Le roman a été achevé en 1955, deux ans après la mort de Staline et aux premiers balbutiements de la libéralisation post-stalinienne. Bien que Pasternak ait espéré le meilleur lorsqu’il a soumis Le Docteur Jivago à un grand mensuel moscovite en 1956, il a été rejeté avec l’accusation de « représenter de manière diffamatoire la révolution d’Octobre, les gens qui l’ont faite, et la construction sociale en Union soviétique. » Le manuscrit du roman ne tarde cependant pas à atteindre l’Occident, et il est publié en traduction italienne en 1957 par une maison d’édition italienne qui en avait acheté les droits à Pasternak et avait refusé de le lui rendre « pour des révisions. » En 1958, année de son édition anglaise, le livre avait été traduit en 18 langues et, avec son exploit en matière de poésie lyrique, il valut à son auteur le prix Nobel de littérature.
En Union soviétique, le prix Nobel entraîna une campagne d’injures. Pasternak fut éjecté de l’Union des écrivains soviétiques et ainsi privé de son gagne-pain. Des réunions publiques appelèrent à son expulsion ; il écrivit au premier ministre Nikita S. Khrouchtchev : » Quitter la patrie équivaudra pour moi à la mort. » Souffrant d’un cancer et de problèmes cardiaques, il a passé ses dernières années dans sa maison de Peredelkino. En 1990, 30 ans après sa mort, la maison dans laquelle il avait vécu a été désignée comme un musée.

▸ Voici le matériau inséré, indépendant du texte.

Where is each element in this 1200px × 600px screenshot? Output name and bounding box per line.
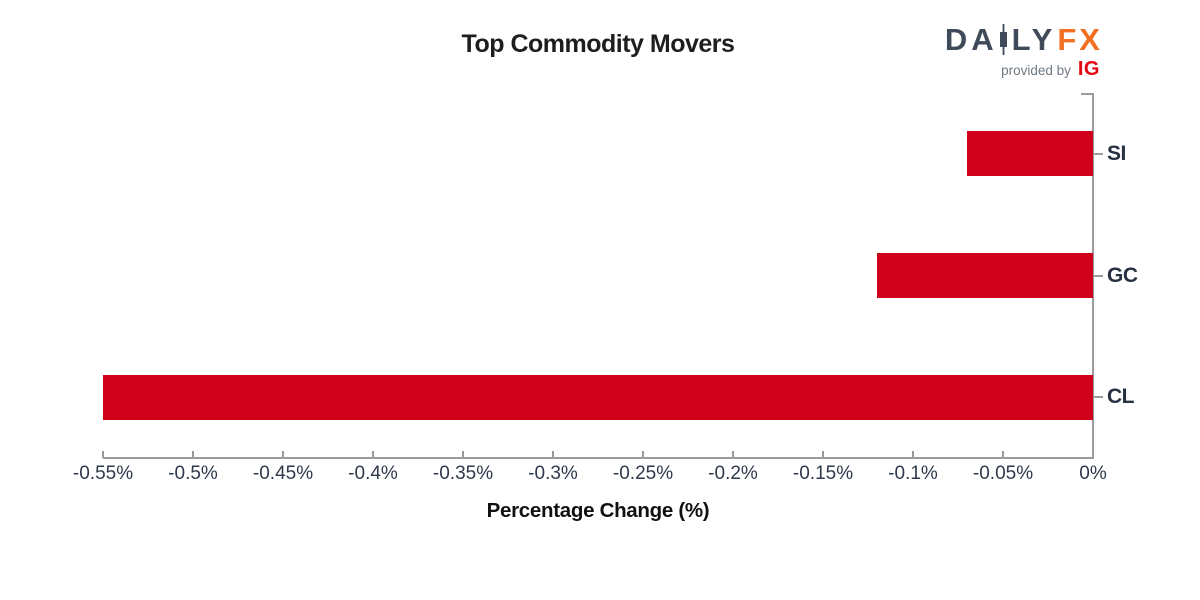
- x-tick: [372, 451, 374, 458]
- y-axis-line: [1092, 93, 1094, 458]
- x-tick-label: -0.4%: [348, 463, 398, 484]
- x-tick-label: -0.5%: [168, 463, 218, 484]
- chart-title: Top Commodity Movers: [461, 30, 735, 58]
- x-tick: [912, 451, 914, 458]
- x-tick: [282, 451, 284, 458]
- plot-area: SI GC CL: [102, 93, 1138, 459]
- x-tick-label: -0.45%: [252, 463, 314, 484]
- bar-gc: [877, 253, 1093, 298]
- x-tick-label: -0.2%: [708, 463, 758, 484]
- x-tick: [642, 451, 644, 458]
- x-tick-label: -0.15%: [792, 463, 854, 484]
- x-tick: [102, 451, 104, 458]
- x-axis-title: Percentage Change (%): [486, 499, 710, 522]
- x-tick-label: -0.3%: [528, 463, 578, 484]
- x-tick: [462, 451, 464, 458]
- x-tick: [1002, 451, 1004, 458]
- logo-daily-right-text: LY: [1011, 22, 1057, 57]
- logo-daily-left-text: DA: [944, 22, 998, 57]
- x-tick-label: -0.1%: [888, 463, 938, 484]
- x-tick: [822, 451, 824, 458]
- category-tick-gc: [1094, 274, 1103, 277]
- x-tick-label: -0.55%: [72, 463, 134, 484]
- logo-provided-by-text: provided by: [1001, 63, 1071, 78]
- bar-cl: [103, 374, 1093, 420]
- x-tick-label: 0%: [1079, 463, 1107, 484]
- category-tick-cl: [1094, 396, 1103, 399]
- x-axis-line: [103, 457, 1094, 459]
- y-axis-top-cap: [1081, 93, 1093, 95]
- logo-fx-text: FX: [1057, 22, 1103, 57]
- candlestick-icon: [999, 24, 1007, 55]
- category-label-si: SI: [1107, 141, 1126, 165]
- x-tick-label: -0.25%: [612, 463, 674, 484]
- x-tick: [192, 451, 194, 458]
- x-tick: [552, 451, 554, 458]
- category-label-cl: CL: [1107, 385, 1135, 409]
- dailyfx-logo-wordmark: DA LY FX: [945, 24, 1100, 55]
- dailyfx-logo: DA LY FX provided by IG: [945, 24, 1100, 79]
- bar-si: [967, 131, 1093, 177]
- x-tick-label: -0.05%: [972, 463, 1034, 484]
- category-label-gc: GC: [1107, 263, 1138, 287]
- logo-subline: provided by IG: [1001, 59, 1100, 79]
- x-tick: [1092, 451, 1094, 458]
- x-tick-label: -0.35%: [432, 463, 494, 484]
- x-tick: [732, 451, 734, 458]
- logo-ig-text: IG: [1077, 58, 1100, 80]
- category-tick-si: [1094, 152, 1103, 155]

Les œuvres de Pasternak traduites en anglais comprennent des nouvelles, l’autobiographique Conduite sûre, et toute la gamme de sa production poétique, qui s’est terminée sur une note de gravité et d’intériorité tranquille.
En 1987, l’Union des écrivains soviétiques a réintégré Pasternak à titre posthume, une démarche qui a donné à ses œuvres une légitimité qui leur manquait en Union soviétique depuis son expulsion de l’union des écrivains en 1958 et qui a finalement rendu possible la publication (en 1988) du Docteur Jivago en Union soviétique.